Approximately 100 million to 140 million girls and women have been subjected to this practice. It is estimated that up to three million girls, most of them under the age of 15, in sub-Saharan Africa, in Egypt and Yemen undergo this procedure each year. This figure does not take into account those in Indonesia and Malaysia, where the situation has not been well documented thus far, but where evidence suggests that the practice is also widespread.
The fight against FGC is not only a human rights issue, but also a grave health issue that affects child health and child mortality. The campaign against FGC also involves a cautious process of social and cultural change. We must find the best and most appropriate ways to help people understand that what was formerly an accepted cultural norm is actually a harmful practice. The global community must work together if we are to be successful in helping communities abandon this practice.
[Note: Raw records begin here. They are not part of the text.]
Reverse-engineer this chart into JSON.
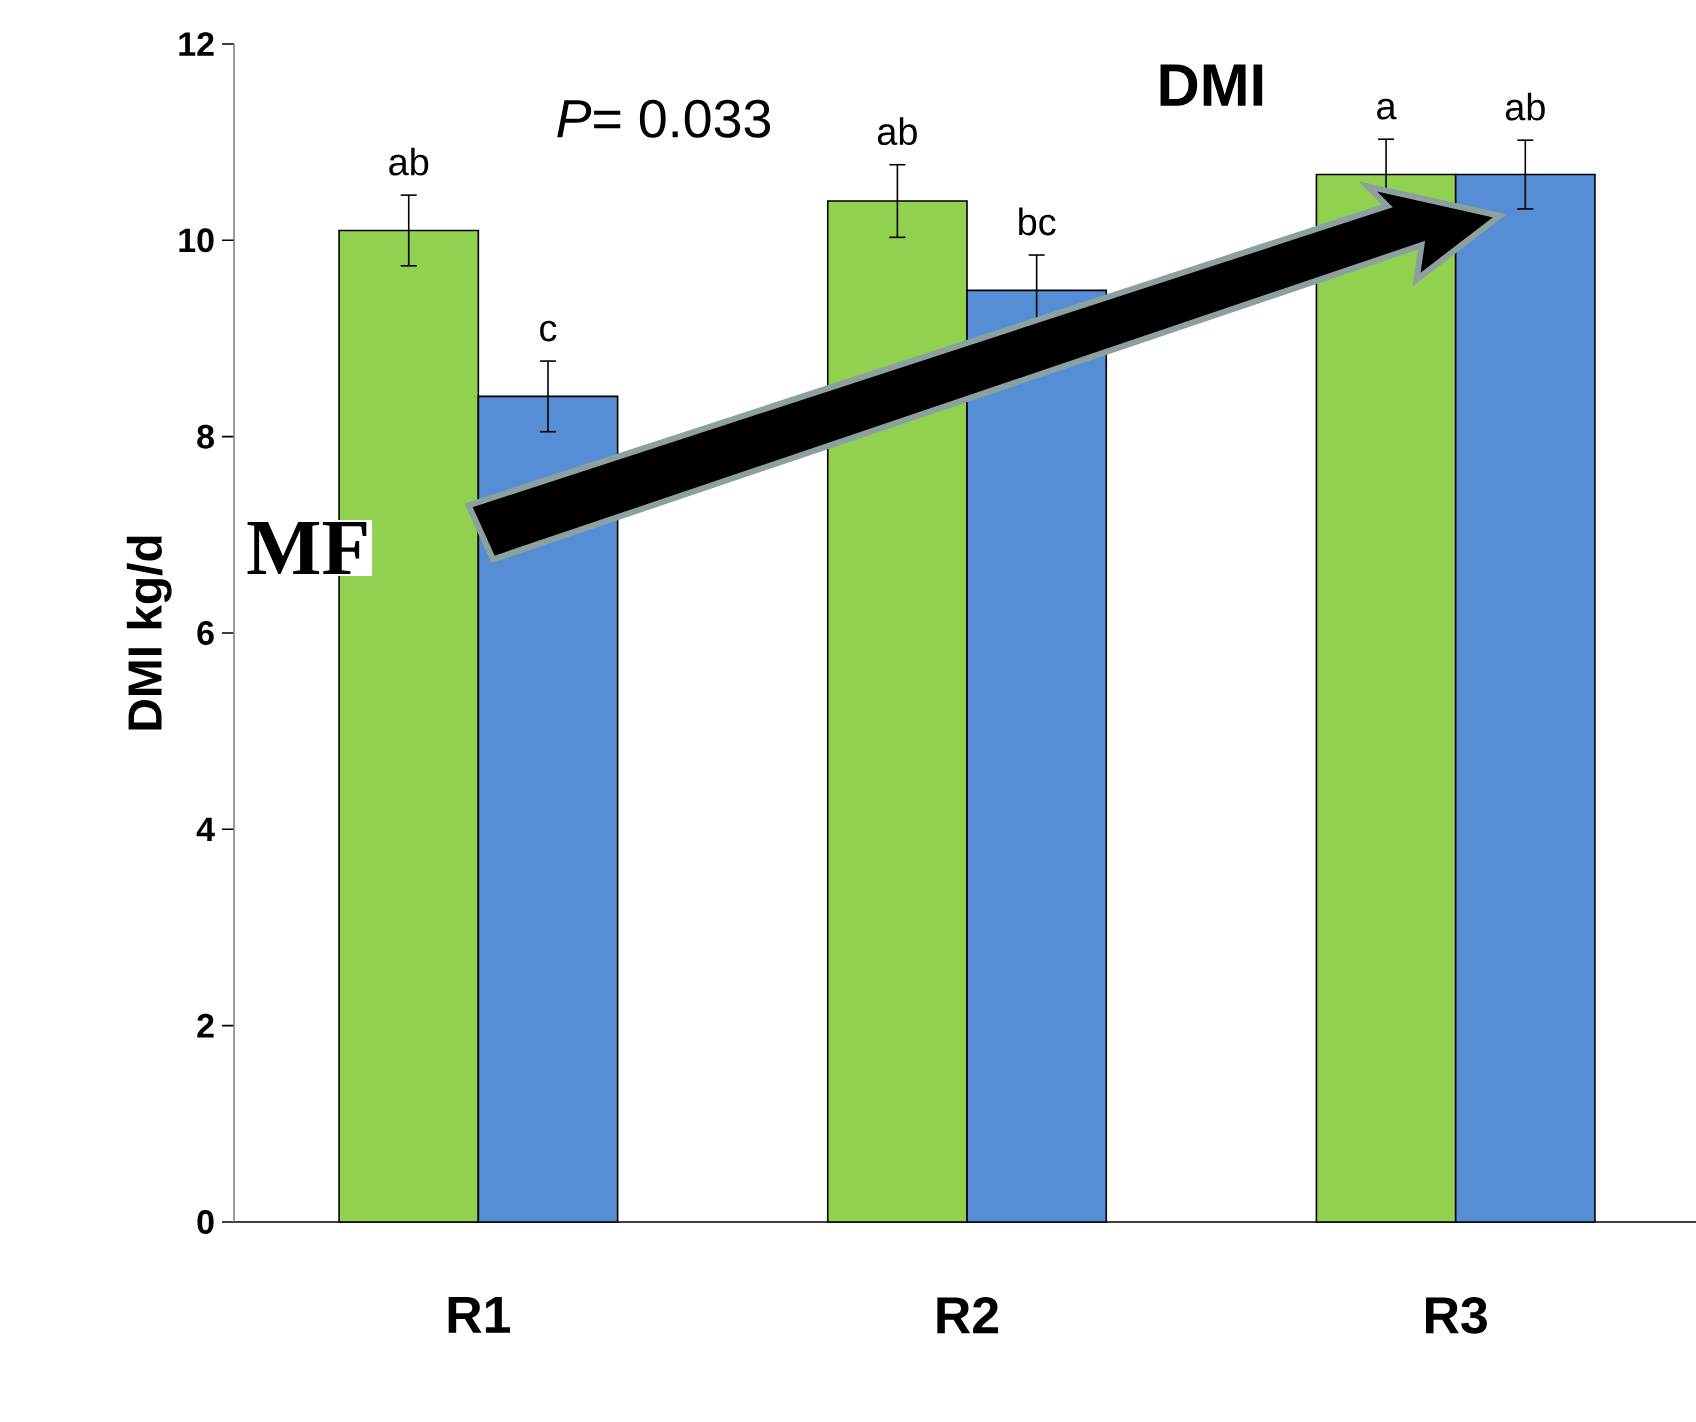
{
  "chart_data": {
    "type": "bar",
    "title": "DMI",
    "ylabel": "DMI kg/d",
    "categories": [
      "R1",
      "R2",
      "R3"
    ],
    "series": [
      {
        "color": "#92d050",
        "values": [
          10.1,
          10.4,
          10.67
        ],
        "errors": [
          0.36,
          0.37,
          0.36
        ]
      },
      {
        "color": "#558ed5",
        "values": [
          8.41,
          9.49,
          10.67
        ],
        "errors": [
          0.36,
          0.36,
          0.35
        ]
      }
    ],
    "ylim": [
      0,
      12
    ],
    "yticks": [
      0,
      2,
      4,
      6,
      8,
      10,
      12
    ],
    "annotations": [
      "ab",
      "c",
      "ab",
      "bc",
      "a",
      "ab",
      "*P*= 0.033",
      "MF"
    ],
    "grid": false
  }
}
Today, many of the successful programs to end FGC are locally-driven and culturally-appropriate programs that rely on input and participation of local leadership and community members. We have seen that success rates increase phenomenally when community leaders are actively involved in these programs. The incorporation of gender and social equity issues, including empowerment of women and male involvement, in the change process is also critical to success. In addition, FGC elimination projects that are integrated with health, economic and social programs have been shown to work far better than stand-alone strategies.
New statistics from USAID Demographic and Health Surveys show FGC prevalence rates are slowly declining and attitudes toward the practice are slowly changing as more women speak up to oppose its continuation. Despite this success, women often do not have much impact in their communities at large, and we must work to involve more men as part of these campaigns as well.
There is simply no excuse for FGC in the modern age, and we must continue our efforts to end this practice, in order to protect the health, well-being, and rights of the world's rising generation of women.